An interesting question if you want to explore this topic further is to consider the asymptotics of the distribution of the running maxima for the sequences $M_n=\max_{1\leq k\leq n}|X_n|$ and $\overline{M}_n=\max_{1\leq k\leq n}|\overline{X}_n|$.

Answering your weaker question, the sample variances do not have the same distribution. For example, when $n=1$ it is zero and for $n=2$ we have a quantity related to the difference of two iid Cauchy random variables. For larger $n$ we need to do more work to show that the distributions change, one way is to compute sufficiently detailed asymptotics for the characteristic functions.

Answer 2

FWIW I can offer a straightforward explicit result for the case of $n=2$. Call the sample variance $S$, and let the $x_i$ be standard Cauchy random variables. We have the purely algebraical elementary identity \begin{eqnarray*} S & = & \frac{1}{2} \cdot \sum_{i=1}^2 \, (x_i - \overline{x})^2 \; = \; \left( \frac{x_1-x_2}{2} \right)^2 \end{eqnarray*} By the symmetry of the Cauchy distribution $x_1-x_2$ is distributed as is $x_1+x_2$, thus $S$ is distributed as is $\left( \frac{x_1+x_2}{2} \right)^2$, the squared sample mean. As Jakob recalls, for the Cauchy the sample mean $\overline{x}=\frac{x_1+x_2}{2}$ is distributed as is a standard Cauchy variable, and so $S$ is distributed as is a squared standard Cauchy variable.

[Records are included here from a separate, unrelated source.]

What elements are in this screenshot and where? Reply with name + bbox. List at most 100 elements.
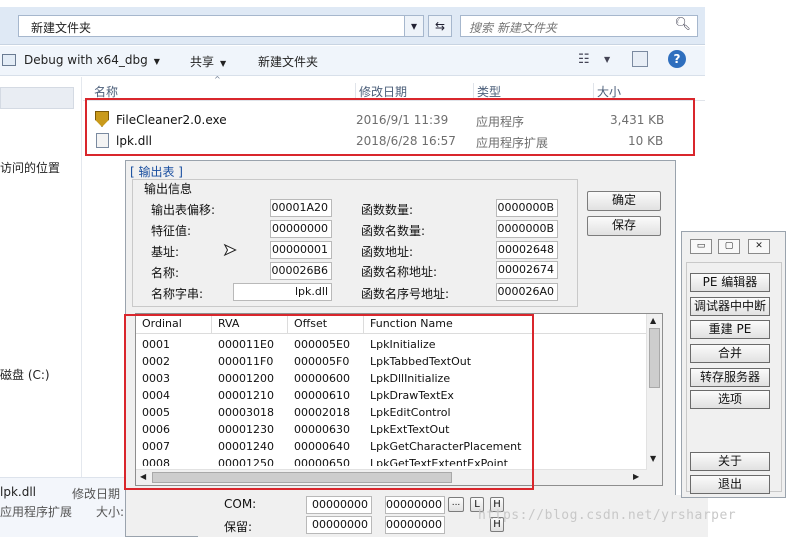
pe-editor-button[interactable]: PE 编辑器 — [690, 273, 770, 292]
exit-button[interactable]: 退出 — [690, 475, 770, 494]
options-button[interactable]: 选项 — [690, 390, 770, 409]
exe-file-icon — [95, 111, 109, 127]
chevron-down-icon: ▼ — [220, 59, 227, 68]
refresh-icon[interactable]: ⇆ — [428, 15, 452, 37]
com-field-2[interactable]: 00000000 — [385, 496, 445, 514]
file-row[interactable]: FileCleaner2.0.exe 2016/9/1 11:39 应用程序 3… — [90, 110, 700, 130]
file-name: FileCleaner2.0.exe — [116, 113, 227, 127]
table-body: 0001 000011E0 000005E0 LpkInitialize 0002 000… — [136, 336, 647, 466]
func-ordinal-addr-field[interactable]: 000026A0 — [496, 283, 558, 301]
save-button[interactable]: 保存 — [587, 216, 661, 236]
details-file-type: 应用程序扩展 — [0, 505, 73, 519]
scroll-right-icon[interactable]: ▶ — [633, 472, 639, 481]
nav-item-local-disk[interactable]: 磁盘 (C:) — [0, 366, 50, 383]
help-icon[interactable]: ? — [668, 50, 686, 68]
column-header-date[interactable]: 修改日期 — [355, 83, 407, 100]
func-addr-field[interactable]: 00002648 — [496, 241, 558, 259]
table-header-ordinal[interactable]: Ordinal — [136, 314, 212, 334]
browse-button[interactable]: ... — [448, 497, 464, 512]
table-row[interactable]: 0002 000011F0 000005F0 LpkTabbedTextOut — [136, 353, 647, 370]
merge-button[interactable]: 合并 — [690, 344, 770, 363]
rva-cell: 00001200 — [218, 372, 274, 385]
scrollbar-thumb[interactable] — [649, 328, 660, 388]
offset-cell: 00000630 — [294, 423, 350, 436]
table-row[interactable]: 0007 00001240 00000640 LpkGetCharacterPlace… — [136, 438, 647, 455]
num-names-field[interactable]: 0000000B — [496, 220, 558, 238]
dump-server-button[interactable]: 转存服务器 — [690, 368, 770, 387]
navigation-pane: 访问的位置 磁盘 (C:) — [0, 77, 82, 477]
app-icon — [2, 54, 16, 66]
function-name-cell: LpkGetCharacterPlacement — [370, 440, 522, 453]
table-row[interactable]: 0005 00003018 00002018 LpkEditControl — [136, 404, 647, 421]
debugger-break-button[interactable]: 调试器中中断 — [690, 297, 770, 316]
table-row[interactable]: 0006 00001230 00000630 LpkExtTextOut — [136, 421, 647, 438]
num-functions-label: 函数数量: — [361, 203, 414, 217]
search-input[interactable]: 搜索 新建文件夹 🔍︎ — [460, 15, 698, 37]
table-row[interactable]: 0003 00001200 00000600 LpkDllInitialize — [136, 370, 647, 387]
minimize-icon[interactable]: ▭ — [690, 239, 712, 254]
details-file-name: lpk.dll — [0, 485, 36, 499]
scroll-up-icon[interactable]: ▲ — [650, 316, 656, 325]
maximize-icon[interactable]: ▢ — [718, 239, 740, 254]
func-ordinal-addr-label: 函数名序号地址: — [361, 287, 450, 301]
num-functions-field[interactable]: 0000000B — [496, 199, 558, 217]
nav-item-recent-places[interactable]: 访问的位置 — [0, 159, 60, 176]
chevron-down-icon[interactable]: ▼ — [604, 55, 610, 64]
func-name-addr-label: 函数名称地址: — [361, 265, 438, 279]
ordinal-cell: 0005 — [142, 406, 170, 419]
function-name-cell: LpkGetTextExtentExPoint — [370, 457, 508, 466]
reserved-field-2[interactable]: 00000000 — [385, 516, 445, 534]
file-row[interactable]: lpk.dll 2018/6/28 16:57 应用程序扩展 10 KB — [90, 131, 700, 151]
ordinal-cell: 0008 — [142, 457, 170, 466]
address-text: 新建文件夹 — [31, 21, 92, 35]
address-dropdown-icon[interactable]: ▾ — [404, 15, 424, 37]
table-row[interactable]: 0008 00001250 00000650 LpkGetTextExtentExPo… — [136, 455, 647, 466]
function-name-cell: LpkDrawTextEx — [370, 389, 454, 402]
func-name-addr-field[interactable]: 00002674 — [496, 261, 558, 279]
share-button[interactable]: 共享 ▼ — [190, 53, 226, 70]
table-row[interactable]: 0001 000011E0 000005E0 LpkInitialize — [136, 336, 647, 353]
file-type: 应用程序扩展 — [476, 136, 549, 150]
characteristics-field[interactable]: 00000000 — [270, 220, 332, 238]
search-icon[interactable]: 🔍︎ — [674, 17, 691, 32]
function-name-cell: LpkTabbedTextOut — [370, 355, 472, 368]
column-header-size[interactable]: 大小 — [593, 83, 621, 100]
about-button[interactable]: 关于 — [690, 452, 770, 471]
address-field[interactable]: 新建文件夹 ▼ — [18, 15, 420, 37]
table-header-offset[interactable]: Offset — [288, 314, 364, 334]
table-header-rva[interactable]: RVA — [212, 314, 288, 334]
rebuild-pe-button[interactable]: 重建 PE — [690, 320, 770, 339]
reserved-label: 保留: — [224, 520, 253, 534]
vertical-scrollbar[interactable]: ▲ ▼ — [646, 314, 662, 485]
export-offset-field[interactable]: 00001A20 — [270, 199, 332, 217]
table-header-function-name[interactable]: Function Name — [364, 314, 647, 334]
open-with-button[interactable]: Debug with x64_dbg ▼ — [24, 53, 160, 67]
export-table-dialog: [ 输出表 ] 输出信息 输出表偏移: 00001A20 特征值: 000000… — [125, 160, 676, 537]
view-options-icon[interactable]: ☷ — [578, 52, 590, 67]
com-label: COM: — [224, 497, 257, 511]
com-field-1[interactable]: 00000000 — [306, 496, 372, 514]
table-row[interactable]: 0004 00001210 00000610 LpkDrawTextEx — [136, 387, 647, 404]
preview-pane-icon[interactable] — [632, 51, 648, 67]
file-size: 10 KB — [628, 134, 664, 148]
column-header-type[interactable]: 类型 — [473, 83, 501, 100]
dll-file-icon — [96, 133, 109, 148]
hscroll-thumb[interactable] — [152, 472, 452, 483]
column-header-name[interactable]: 名称 — [94, 83, 118, 100]
export-function-table[interactable]: Ordinal RVA Offset Function Name 0001 000… — [135, 313, 663, 486]
ok-button[interactable]: 确定 — [587, 191, 661, 211]
characteristics-label: 特征值: — [151, 224, 192, 238]
rva-cell: 000011F0 — [218, 355, 274, 368]
function-name-cell: LpkInitialize — [370, 338, 436, 351]
reserved-field-1[interactable]: 00000000 — [306, 516, 372, 534]
base-field[interactable]: 00000001 — [270, 241, 332, 259]
horizontal-scrollbar[interactable]: ◀ ▶ — [136, 469, 647, 485]
scroll-left-icon[interactable]: ◀ — [140, 472, 146, 481]
name-string-field[interactable]: lpk.dll — [233, 283, 332, 301]
scroll-down-icon[interactable]: ▼ — [650, 454, 656, 463]
nav-selected-item[interactable] — [0, 87, 74, 109]
close-icon[interactable]: ✕ — [748, 239, 770, 254]
new-folder-button[interactable]: 新建文件夹 — [258, 53, 318, 70]
name-field[interactable]: 000026B6 — [270, 262, 332, 280]
share-label: 共享 — [190, 55, 215, 69]
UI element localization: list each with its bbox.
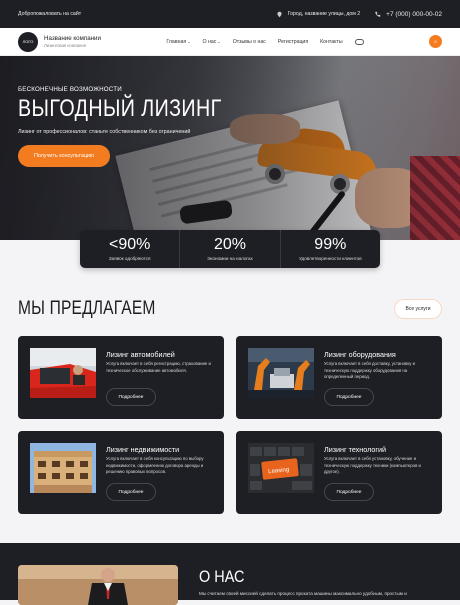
consultation-button[interactable]: Получить консультацию — [18, 145, 110, 167]
details-button[interactable]: Подробнее — [106, 388, 156, 406]
card-text: Услуга включает в себя регистрацию, стра… — [106, 361, 211, 373]
service-card-technology: Leasing Лизинг технологий Услуга включае… — [236, 431, 442, 514]
nav-item-reviews[interactable]: Отзывы о нас — [233, 39, 266, 45]
about-image — [18, 565, 178, 605]
service-image-robots — [248, 348, 314, 398]
about-section: О НАС Мы считаем своей миссией сделать п… — [0, 543, 460, 605]
service-card-equipment: Лизинг оборудования Услуга включает в се… — [236, 336, 442, 419]
service-card-realestate: Лизинг недвижимости Услуга включает в се… — [18, 431, 224, 514]
top-bar: Добропожаловать на сайт Город, название … — [0, 0, 460, 28]
card-text: Услуга включает в себя доставку, установ… — [324, 361, 415, 380]
about-title: О НАС — [199, 567, 245, 586]
chevron-down-icon: ⌄ — [217, 38, 221, 44]
stat-value: 99% — [314, 236, 347, 253]
about-text: Мы считаем своей миссией сделать процесс… — [199, 591, 407, 596]
address: Город, название улицы, дом 2 — [276, 11, 360, 18]
brand[interactable]: ЛОГО Название компании Лизинговая компан… — [18, 31, 101, 52]
service-card-cars: Лизинг автомобилей Услуга включает в себ… — [18, 336, 224, 419]
offer-header: МЫ ПРЕДЛАГАЕМ Все услуги — [18, 298, 442, 320]
phone[interactable]: +7 (000) 000-00-02 — [374, 11, 442, 18]
stat-satisfaction: 99% Удовлетворенности клиентов — [281, 230, 380, 268]
nav-item-label: О нас — [202, 38, 217, 45]
chevron-down-icon: ⌄ — [187, 38, 191, 44]
stat-label: Экономии на налогах — [207, 256, 253, 261]
main-navigation: ЛОГО Название компании Лизинговая компан… — [0, 28, 460, 56]
location-pin-icon — [277, 11, 282, 17]
stat-value: 20% — [213, 236, 246, 253]
services-grid: Лизинг автомобилей Услуга включает в себ… — [18, 336, 442, 514]
hero-title: ВЫГОДНЫЙ ЛИЗИНГ — [18, 95, 222, 122]
service-image-building — [30, 443, 96, 493]
details-button[interactable]: Подробнее — [324, 388, 374, 406]
nav-item-registration[interactable]: Регистрация — [278, 39, 308, 45]
nav-item-home[interactable]: Главная⌄ — [166, 39, 190, 45]
phone-number[interactable]: +7 (000) 000-00-02 — [386, 11, 442, 18]
card-title: Лизинг оборудования — [324, 350, 396, 359]
details-button[interactable]: Подробнее — [324, 483, 374, 501]
section-title: МЫ ПРЕДЛАГАЕМ — [18, 298, 156, 319]
stats-panel: <90% Заявок одобряются 20% Экономии на н… — [80, 230, 380, 268]
hero-eyebrow: БЕСКОНЕЧНЫЕ ВОЗМОЖНОСТИ — [18, 86, 122, 93]
card-text: Услуга включает в себя консультацию по в… — [106, 456, 204, 475]
card-text: Услуга включает в себя установку, обучен… — [324, 456, 421, 475]
phone-icon — [375, 11, 381, 17]
card-title: Лизинг недвижимости — [106, 445, 180, 454]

Let $F, f$ be the distribution and density function of $S$, respectively. We then have for $s>0$ \begin{eqnarray*} F(s) & = & {\bf P}(S \leq s) \; = \; \frac{2}{\pi} \, \arctan(\sqrt{s}) \end{eqnarray*} and correspondingly the density is \begin{eqnarray*} f(s) & = & \frac{1}{\pi \sqrt{s}} \, \frac{1}{1+s} \end{eqnarray*} For example, the median of $S$ equals $1$.

In the case of the normal distribution one generalizes this result to $n \geq 3$ by using orthogonal linear transformations of the basic random variables $x_i$. The crucial point involving this approach is that for the normal distribution zero covariance (i.e., orthogonal linear transformations) implies stochastic independence but that critical feature does not carry over to the Cauchy case.

Of course, it is easy to simulate the sample variance in the Cauchy case which shows that the answer to Jakob's ''weaker question'' is ''no'' -- that is, the distribution of the sample variance does vary with $n$, specifically, its spread increases with $n$.